With its sweep of Pennsylvania and Princeton, the men’s basketball team is coming off one of the biggest weekends in the program’s history — but now is no time for Yale to relish past accomplishments.

The Bulldogs (15-7, 7-1 Ivy) are in first place in the Ivy League, have beaten every league team, and control their own destiny as they seek an Ivy title and NCAA tournament berth. But with six games left the team knows it cannot take anything for granted.

“I think a lot of people around campus have stars in their eyes about us going to the tournament,” reserve guard Scott Gaffield ’04 said. “But you don’t win championships for winning seven games.”

Instead, you win championships by playing well on the road and winning the games you are supposed to win.

Yale has to do those same things this weekend at Cornell and Columbia.

Playing at Columbia (10-12, 3-5) — which Yale will do at 7:30 p.m. this Saturday — has not been a game that any team in the Ivy League has considered eminently winnable in the last two years.

Until last weekend, the Lions were 13-1 within the confines of Levien Gym since the start of last season.

Last weekend though, after Columbia had seemingly salvaged its league title hopes with a win against Penn on the road, the Light Blue returned home only to lose to Dartmouth and Harvard.

Now the senior-laden team that had hopes of being a serious contender in the Ivy race has been reduced to the role of spoiler.

To avoid being a victim, Yale needs to use the same game plan that earned it a 65-54 win over Columbia in the teams’ Ivy League opener Jan. 11.

In that game, the Bulldogs set the tone from the opening tip-off, building a 40-25 halftime lead. Yale used its defense to create offense, forcing a turnover-prone Lion team into 21 giveaways with a tenacious full court press.

“We like to try to utilize our press to get into other team’s benches,” Yale head coach James Jones said.

The Elis have 10 players who average over 14 minutes per game, as compared to Columbia, which has only seven players who average double figures in minutes. Two of them, Mike McBrien and Derrick Mayo, the team’s starting point guard, did not play last weekend because of injuries. The pair may be on the sidelines this weekend, too.

The player that is almost always on the floor for the Lions is Craig Austin, last year’s Ivy League Player of the Year. Earlier in the season, Austin had a quiet 15 points against the Bulldogs, with most of his points coming once the outcome had been decided.

The key matchup in the game could be the battle of the centers between Columbia’s Chris Wiedemann and the Elis’ T.J. McHugh. Wiedemann is the league’s leading shot blocker, while McHugh is playing the best basketball of his Yale career, averaging 15 points over the last four games, during which he has made 20 of 26 field goal attempts.

McHugh is battling an infected toe that kept him out of practices this week, but he is expected to play this weekend, Jones said.

McHugh’s injury is somewhat less worrisome considering the outstanding play of big man Josh Hill ’04, who has been averaging 10.3 points per game in the last six contests while coming off the bench.

“Josh works as hard as anybody, and it is showing now,” Chris Leanza ’03 said. “He is as fired up as anyone out there.”

While Columbia is the marquee matchup this weekend, Yale cannot afford to look past last place Cornell (4-17, 1-7).

The Big Red are coming off their first Ivy League win, a 63-62 upset of Harvard, and, playing at home, they figure to be as confident as they have been all year.

“It has been proven throughout the league — Cornell beats Harvard, Harvard beats Penn — everyone can beat anybody,” Jones said. “We have talked a lot about not taking anyone for granted.”

In the two teams’ first matchup, Yale pulled out a 79-74 win in New Haven on Jan. 12. After a 31-31 tie at the half, Yale built a 15-point lead in the second frame before Cornell used some stellar 3-point shooting to make the home crowd sweat.

In the game, the Big Red — the worst 3-point shooting team in the league at 29.9 percent — made 12 of 22 attempts from beyond the arc, including a school record seven by Jacques Vigneault.
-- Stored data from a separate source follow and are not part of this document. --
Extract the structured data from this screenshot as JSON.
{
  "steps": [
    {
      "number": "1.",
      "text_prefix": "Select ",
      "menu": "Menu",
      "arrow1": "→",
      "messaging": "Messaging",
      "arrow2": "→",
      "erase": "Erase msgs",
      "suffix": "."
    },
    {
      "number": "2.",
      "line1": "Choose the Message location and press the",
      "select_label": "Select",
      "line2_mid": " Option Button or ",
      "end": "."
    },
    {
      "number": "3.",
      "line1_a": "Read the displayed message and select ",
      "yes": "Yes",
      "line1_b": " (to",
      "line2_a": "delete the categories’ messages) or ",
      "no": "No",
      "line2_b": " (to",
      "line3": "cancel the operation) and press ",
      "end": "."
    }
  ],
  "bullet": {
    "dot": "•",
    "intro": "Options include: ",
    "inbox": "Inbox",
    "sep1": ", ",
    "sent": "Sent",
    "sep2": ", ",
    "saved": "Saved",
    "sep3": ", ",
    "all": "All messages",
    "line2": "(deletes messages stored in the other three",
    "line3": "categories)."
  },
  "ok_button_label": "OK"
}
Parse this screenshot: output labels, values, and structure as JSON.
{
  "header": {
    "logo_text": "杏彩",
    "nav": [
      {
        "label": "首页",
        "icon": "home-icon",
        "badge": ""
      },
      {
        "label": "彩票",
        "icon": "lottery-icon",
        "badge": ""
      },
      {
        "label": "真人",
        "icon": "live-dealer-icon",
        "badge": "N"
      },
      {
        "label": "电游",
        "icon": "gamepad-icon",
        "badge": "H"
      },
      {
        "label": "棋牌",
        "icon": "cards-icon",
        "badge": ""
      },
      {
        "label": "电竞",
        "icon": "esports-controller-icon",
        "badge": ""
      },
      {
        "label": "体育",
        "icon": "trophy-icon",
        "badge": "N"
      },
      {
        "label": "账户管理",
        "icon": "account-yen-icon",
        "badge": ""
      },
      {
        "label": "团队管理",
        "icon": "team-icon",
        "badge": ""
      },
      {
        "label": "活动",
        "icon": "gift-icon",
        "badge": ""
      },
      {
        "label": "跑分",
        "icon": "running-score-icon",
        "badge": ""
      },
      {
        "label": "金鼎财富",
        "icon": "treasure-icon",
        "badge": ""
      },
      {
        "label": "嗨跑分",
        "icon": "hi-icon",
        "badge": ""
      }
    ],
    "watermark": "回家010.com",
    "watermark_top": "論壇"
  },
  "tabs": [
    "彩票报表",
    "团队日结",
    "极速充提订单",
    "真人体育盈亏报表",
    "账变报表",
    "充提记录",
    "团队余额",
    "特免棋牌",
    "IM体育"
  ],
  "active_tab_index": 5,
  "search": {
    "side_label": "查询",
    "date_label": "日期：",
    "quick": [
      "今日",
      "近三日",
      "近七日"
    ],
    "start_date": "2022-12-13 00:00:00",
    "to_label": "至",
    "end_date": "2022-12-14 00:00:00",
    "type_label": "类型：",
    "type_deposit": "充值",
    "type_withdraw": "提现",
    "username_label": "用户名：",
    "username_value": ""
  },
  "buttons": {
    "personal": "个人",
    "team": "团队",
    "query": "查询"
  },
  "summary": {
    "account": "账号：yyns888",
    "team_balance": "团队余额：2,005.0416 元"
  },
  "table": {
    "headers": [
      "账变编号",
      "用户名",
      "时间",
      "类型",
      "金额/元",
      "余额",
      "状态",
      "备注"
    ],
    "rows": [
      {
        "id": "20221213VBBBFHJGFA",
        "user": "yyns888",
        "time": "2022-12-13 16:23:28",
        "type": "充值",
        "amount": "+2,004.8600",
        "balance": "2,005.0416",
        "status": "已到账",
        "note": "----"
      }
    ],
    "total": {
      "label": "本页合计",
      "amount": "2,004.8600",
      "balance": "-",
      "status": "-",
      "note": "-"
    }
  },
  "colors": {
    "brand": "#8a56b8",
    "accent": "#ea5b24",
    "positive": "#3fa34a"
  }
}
Cornell also shot 56 percent from inside the arc on the evening.

That the Big Red had one of its best offensive games of the year against Yale and still trailed by 15 points with four minutes to play bodes well for Yale, but Jones said his team will be better prepared to defend the Big Red this time around.

“Now that we are in first, teams are going to be gunning more for us,” Gaffield said. “We have the targets on our backs.”